Хрупкая молоденькая милашка, оказавшись жуткой лунной ночью одна в безлюдном месте, обмерла от ледяного ужаса: ей навстречу надвигалось что-то огромное, непонятное, чуждое этому миру. Оно источало зло и само было злом.
Милашка вспомнила свой самый сильный детский страх: она всегда боялась одиночества, понимая, как она беззащитна перед всякой большой опасностью, если рядом нет того, кто сможет её спасти. Этот страх гнездился в её душе и пророс в ней сотнями метастазов, стал её безжалостным властелином, но до поры до времени не беспокоил милашку, выжидая своего самого главного часа.
И вот этот час настал.
Милашка-симпотяшка узнала того, кто возник на её пути этой роковой лунной ночью: это он ещё в раннем детстве вселил в неё страх, мучительный и беспощадный, как раковая опухоль, в ту самую главную для него невыносимо жуткую минуту, когда он передаёт истерзанное им тело в руки смерти. Это он однажды явился к ней такой же ужасной ночью, когда она была пятилетней девочкой. Её мамочка наспех уложила её в кроватку, велела спать, погасила в комнате свет и побежала на зов умирающей бабушки.
В доме был запах лекарств, запах ладана и запах… застывшей в зловещем выжидании смерти.
В те самые минуты и вползло в малышкину комнату, освещаемую только нехорошим лунным светом, это самое зло, огромное, непонятное, чуждое и враждебное миру.
Малышка хотела бы закричать, позвать мамочку на помощь, но страх не позволил ей сделать это. Она боялась пошевелиться, боялась даже дышать, в надежде, что жуткое зло не увидит её в темноте, но понимала, догадывалась, что зло прекрасно видит её и лишь оттягивает время нападения, чтобы побольше насладиться и вдоволь напитаться запахом и вкусом её страха.
Измучившись от ужаса ожидания чего-то ещё более мучительного, чем смерть, того, чему нет и не может быть ни названия, ни понимания, малышка сама не заметила, как уснула.
С той жуткой лунной ночи они жили неразлучно вдвоём: она и её ночной страх, прочно укоренившийся в её душе и выжидающий какого-то своего часа.
Вот этого самого часа.
Я нашёл свою любовь в прямом смысле:
Иду – стоит.
Подошёл – лежит.
Прислушался – дышит (!).
Ну, не бросать же бесчувственную особу в безлюдном месте в таком беспомощном состоянии!
Подобрал.
Ввалился с этой «находкой» в свою избу, привёл её в чувство, отпоил горячим чаем с вареньем, расспросил её о том, о сём.

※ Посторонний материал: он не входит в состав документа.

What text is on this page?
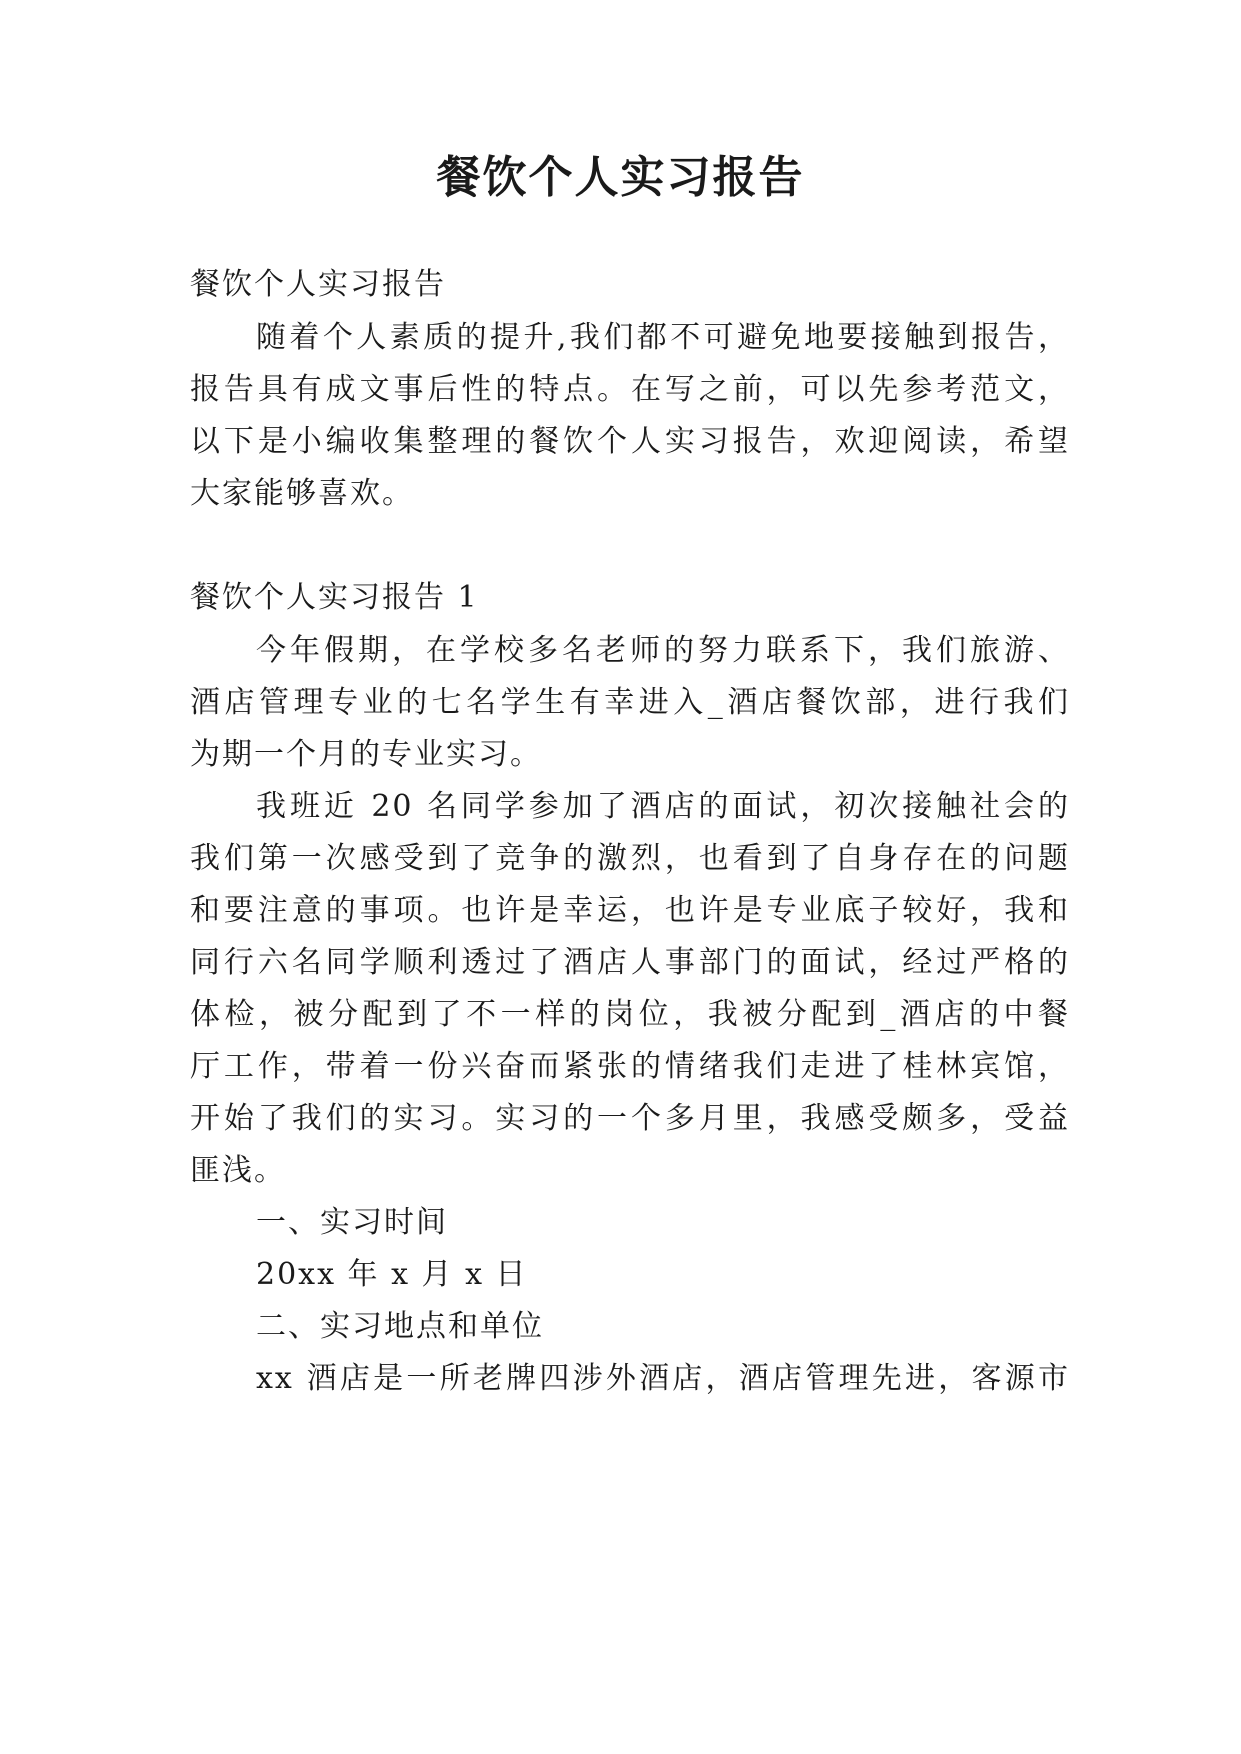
餐饮个人实习报告
餐饮个人实习报告
随着个人素质的提升,我们都不可避免地要接触到报告，
报告具有成文事后性的特点。在写之前，可以先参考范文，
以下是小编收集整理的餐饮个人实习报告，欢迎阅读，希望
大家能够喜欢。
餐饮个人实习报告 1
今年假期，在学校多名老师的努力联系下，我们旅游、
酒店管理专业的七名学生有幸进入_酒店餐饮部，进行我们
为期一个月的专业实习。
我班近 20 名同学参加了酒店的面试，初次接触社会的
我们第一次感受到了竞争的激烈，也看到了自身存在的问题
和要注意的事项。也许是幸运，也许是专业底子较好，我和
同行六名同学顺利透过了酒店人事部门的面试，经过严格的
体检，被分配到了不一样的岗位，我被分配到_酒店的中餐
厅工作，带着一份兴奋而紧张的情绪我们走进了桂林宾馆，
开始了我们的实习。实习的一个多月里，我感受颇多，受益
匪浅。
一、实习时间
20xx 年 x 月 x 日
二、实习地点和单位
xx 酒店是一所老牌四涉外酒店，酒店管理先进，客源市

Вот умора: оказалось, эта девушка-милашка лишилась чувств, увидев во мне в сумеречном свете луны и звёзд что-то огромное, непонятное, чуждое этому миру, источающее зло и злом бывшее.
Это во мне-то?!
Известно, что у каждого человеке в голове его собственный мир. В её мире в ту минуту помутнения сознания я таким чудовищем и «был».
Фраза из Евангелия «Да убоится жена мужа своего…» напоминает нам с нею о той самой первой нашей встрече.
Надо же было так убояться…
…До потери сознания.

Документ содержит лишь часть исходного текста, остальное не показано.